L'analyse de risques pour en finir avec le dilemme de la fin de vie des équipements

Pour être certains de disposer des toutes dernières fonctionnalités mais aussi des services associés, les clients sont incités à procéder à des tech refresh, c'est-à-dire à remplacer régulièrement leurs anciens systèmes par les plus récents.

Poussés par les exigences d'un marché ultra-concurrentiel, les constructeurs de matériel et les éditeurs de logiciels focalisent leurs moyens sur l'innovation. Dans leurs catalogues, de nouvelles générations de produits remplacent perpétuellement les plus anciens. Les cycles de vie sont relativement courts de l’ordre de 5 ans et suivent le plus souvent un schéma identique : la première année est jalonnée de nombreuses versions remédiant aux défauts de conception ; dès la deuxième année, de nouvelles fonctionnalités apparaissent parallèlement à quelques ultimes corrections mineures ; à partir de la troisième année, les évolutions se font plus rares ; enfin, les quatrième et cinquième années, ne sont plus proposées que des fonctionnalités nouvelles, souvent dispensables et parfois annonciatrices de la prochaine génération.

Au terme de ces cinq ans, plus aucune correction ne sera apportée. L’équipement atteint sa fin de vie (End of Life, EOL), puis sa fin de support (EOS, End of Support), après laquelle le constructeur ne garantit la disponibilité ni des pièces détachées ni des compétences techniques. Pour être certains de disposer des toutes dernières fonctionnalités mais aussi des services associés, les clients sont ainsi incités à procéder à un tech refresh, c’est-à-dire à remplacer leurs anciens systèmes par les plus récents. Or, les utilisateurs ne sont généralement pas si pressés de sacrifier des équipements qui fonctionnent et remplissent encore parfaitement leur mission. Technologiquement, ils n’y voient pas toujours un bénéfice qui justifierait de bouleverser un environnement qui a fait ses preuves et donne satisfaction. Et financièrement, prolonger la durée de vie des équipements en améliore le TCO, et augmente donc le retour sur l’investissement initial. Ainsi, non seulement beaucoup conservent leurs machines longtemps après les EOL/EOS, mais il est même courant de n’effectuer aucune mise à jour après la mise en production initiale. Par souci de stabilité et de fiabilité, on ne prend guère le risque de toucher au socle technique tel qu’il a été qualifié lors de la phase d’intégration, ce qui pourrait impacter la qualité de service ou remettre en cause l’interopérabilité.

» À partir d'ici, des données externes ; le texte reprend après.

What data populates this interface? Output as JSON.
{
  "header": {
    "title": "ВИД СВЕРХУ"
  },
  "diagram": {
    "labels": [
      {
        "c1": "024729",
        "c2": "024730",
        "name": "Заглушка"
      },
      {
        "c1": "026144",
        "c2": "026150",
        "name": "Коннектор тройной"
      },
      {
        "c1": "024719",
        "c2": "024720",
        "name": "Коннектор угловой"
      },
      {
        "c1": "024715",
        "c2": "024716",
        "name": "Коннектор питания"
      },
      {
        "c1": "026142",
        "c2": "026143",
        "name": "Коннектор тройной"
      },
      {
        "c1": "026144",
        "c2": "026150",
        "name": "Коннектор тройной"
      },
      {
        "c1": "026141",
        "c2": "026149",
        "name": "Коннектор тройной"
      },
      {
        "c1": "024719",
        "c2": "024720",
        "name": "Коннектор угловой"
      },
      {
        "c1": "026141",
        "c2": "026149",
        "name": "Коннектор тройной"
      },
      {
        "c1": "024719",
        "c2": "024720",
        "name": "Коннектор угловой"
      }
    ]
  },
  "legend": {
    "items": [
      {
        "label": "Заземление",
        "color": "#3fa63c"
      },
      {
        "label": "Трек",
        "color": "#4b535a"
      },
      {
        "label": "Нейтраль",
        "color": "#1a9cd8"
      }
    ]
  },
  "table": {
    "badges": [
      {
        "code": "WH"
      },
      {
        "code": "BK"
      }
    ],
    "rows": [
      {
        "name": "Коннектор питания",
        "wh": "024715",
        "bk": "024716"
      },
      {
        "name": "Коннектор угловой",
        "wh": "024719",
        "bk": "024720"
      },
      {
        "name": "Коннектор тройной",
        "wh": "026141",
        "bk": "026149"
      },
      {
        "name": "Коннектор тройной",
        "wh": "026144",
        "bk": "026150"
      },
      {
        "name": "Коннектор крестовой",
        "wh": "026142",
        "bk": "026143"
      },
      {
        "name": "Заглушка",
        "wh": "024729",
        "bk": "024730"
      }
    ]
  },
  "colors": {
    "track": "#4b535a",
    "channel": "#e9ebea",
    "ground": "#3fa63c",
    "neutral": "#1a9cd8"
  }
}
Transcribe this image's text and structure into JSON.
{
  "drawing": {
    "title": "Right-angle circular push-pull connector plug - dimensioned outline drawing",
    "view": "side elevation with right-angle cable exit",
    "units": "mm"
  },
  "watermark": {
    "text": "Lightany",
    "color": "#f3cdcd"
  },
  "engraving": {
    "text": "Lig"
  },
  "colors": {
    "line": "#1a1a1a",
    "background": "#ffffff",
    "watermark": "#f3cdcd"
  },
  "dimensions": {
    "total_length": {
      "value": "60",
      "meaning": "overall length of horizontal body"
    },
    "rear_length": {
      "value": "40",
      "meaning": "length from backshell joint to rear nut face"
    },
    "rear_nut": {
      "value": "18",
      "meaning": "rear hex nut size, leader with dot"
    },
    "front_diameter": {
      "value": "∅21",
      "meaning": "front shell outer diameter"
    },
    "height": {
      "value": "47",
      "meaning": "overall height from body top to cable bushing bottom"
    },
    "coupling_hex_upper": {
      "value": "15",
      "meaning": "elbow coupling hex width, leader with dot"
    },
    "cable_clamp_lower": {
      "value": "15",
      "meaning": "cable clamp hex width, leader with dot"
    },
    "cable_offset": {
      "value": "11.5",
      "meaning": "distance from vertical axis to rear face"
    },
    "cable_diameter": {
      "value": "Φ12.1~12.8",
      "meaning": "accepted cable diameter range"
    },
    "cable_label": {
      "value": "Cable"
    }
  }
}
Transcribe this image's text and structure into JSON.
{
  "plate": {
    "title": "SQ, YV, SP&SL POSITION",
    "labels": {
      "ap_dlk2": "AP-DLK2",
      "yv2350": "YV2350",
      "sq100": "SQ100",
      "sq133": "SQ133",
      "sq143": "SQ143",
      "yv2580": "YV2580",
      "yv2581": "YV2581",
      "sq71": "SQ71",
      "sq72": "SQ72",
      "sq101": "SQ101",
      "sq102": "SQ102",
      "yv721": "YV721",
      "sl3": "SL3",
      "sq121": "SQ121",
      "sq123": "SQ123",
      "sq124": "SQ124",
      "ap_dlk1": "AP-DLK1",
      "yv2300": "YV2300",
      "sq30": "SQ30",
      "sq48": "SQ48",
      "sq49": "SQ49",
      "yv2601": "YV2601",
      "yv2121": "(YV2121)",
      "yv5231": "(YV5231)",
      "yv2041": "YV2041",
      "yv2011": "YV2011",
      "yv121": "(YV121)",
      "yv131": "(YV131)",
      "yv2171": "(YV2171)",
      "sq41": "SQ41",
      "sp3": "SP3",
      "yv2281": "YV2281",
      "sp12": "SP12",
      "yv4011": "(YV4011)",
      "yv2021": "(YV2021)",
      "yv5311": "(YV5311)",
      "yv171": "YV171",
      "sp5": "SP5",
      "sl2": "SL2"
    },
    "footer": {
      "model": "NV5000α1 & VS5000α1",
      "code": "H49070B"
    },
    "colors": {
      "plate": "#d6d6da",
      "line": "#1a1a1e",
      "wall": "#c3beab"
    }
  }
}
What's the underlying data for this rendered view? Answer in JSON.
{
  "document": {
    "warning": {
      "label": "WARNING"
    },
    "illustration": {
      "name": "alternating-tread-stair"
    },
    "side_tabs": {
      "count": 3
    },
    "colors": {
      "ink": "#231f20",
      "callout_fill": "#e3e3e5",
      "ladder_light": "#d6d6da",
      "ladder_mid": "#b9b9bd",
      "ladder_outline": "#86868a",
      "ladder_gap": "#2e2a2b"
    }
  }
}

Se crée ainsi un décalage entre la réalité hétérogène du data center et un idéal à l’état de l’art technologique. À l’approche de la fin de vie des équipements, cette forme de dette technique place les DSI face à un dilemme : vaut-il mieux ne toucher à rien tant que cela fonctionne, et avancer sans filet, ou suivre scrupuleusement les préconisations des fabricants, au risque de déstabiliser l’infrastructure ? Comme souvent en informatique, il n’y a pas de réponse systématique. Y compris après l’EOS, il est par exemple toujours possible de trouver sur le marché, pièces, compétences et conseil pour maintenir si besoin les équipements en condition opérationnelle. Quel que soit le type d’équipement et le stade du cycle de vie, le pragmatisme sera donc de mise pour choisir entre laisser en l’état, upgrader ou remplacer.

Pour se déterminer, le plus pertinent est d’évaluer et peser le risque encouru dans les différents cas de figure. Pour cela, on fera réaliser une analyse de risques par un expert de confiance, indépendant des constructeurs et de leurs intérêts. Cette analyse débute par un audit dans lequel on recensera, d’une part, les équipements (modèle, configuration, usage, etc.) et, d’autre part, les événements matériels et logiciels qui impacteront prochainement l’infrastructure (EOL/EOS, mises à jour, correctifs…). Cet état des lieux permet de déterminer l’impact global d’un changement au niveau de tel ou tel maillon de la chaîne technique, et donc le risque, l’intérêt, voire la nécessité, d’y procéder. Au moment de choisir entre le remplacement d’un équipement ou sa prolongation, ceci permet de tenir compte des conséquences pour l’ensemble de son environnement technique et opérationnel.

On peut procéder à cette analyse de façon ponctuelle, notamment à l’approche de la fin de vie d’un équipement critique, mais en faire une action récurrente permet d’obtenir un précieux outil de suivi et de pilotage de l’infrastructure. Grâce à ce point de vue dynamique et global sur l’infrastructure, on pourra s’appuyer sur des critères objectifs pour mieux prioriser les investissements et mieux planifier la modernisation du parc, avec en point de mire une rationalisation ciblée des dépenses et davantage de certitudes en matière de qualité de service.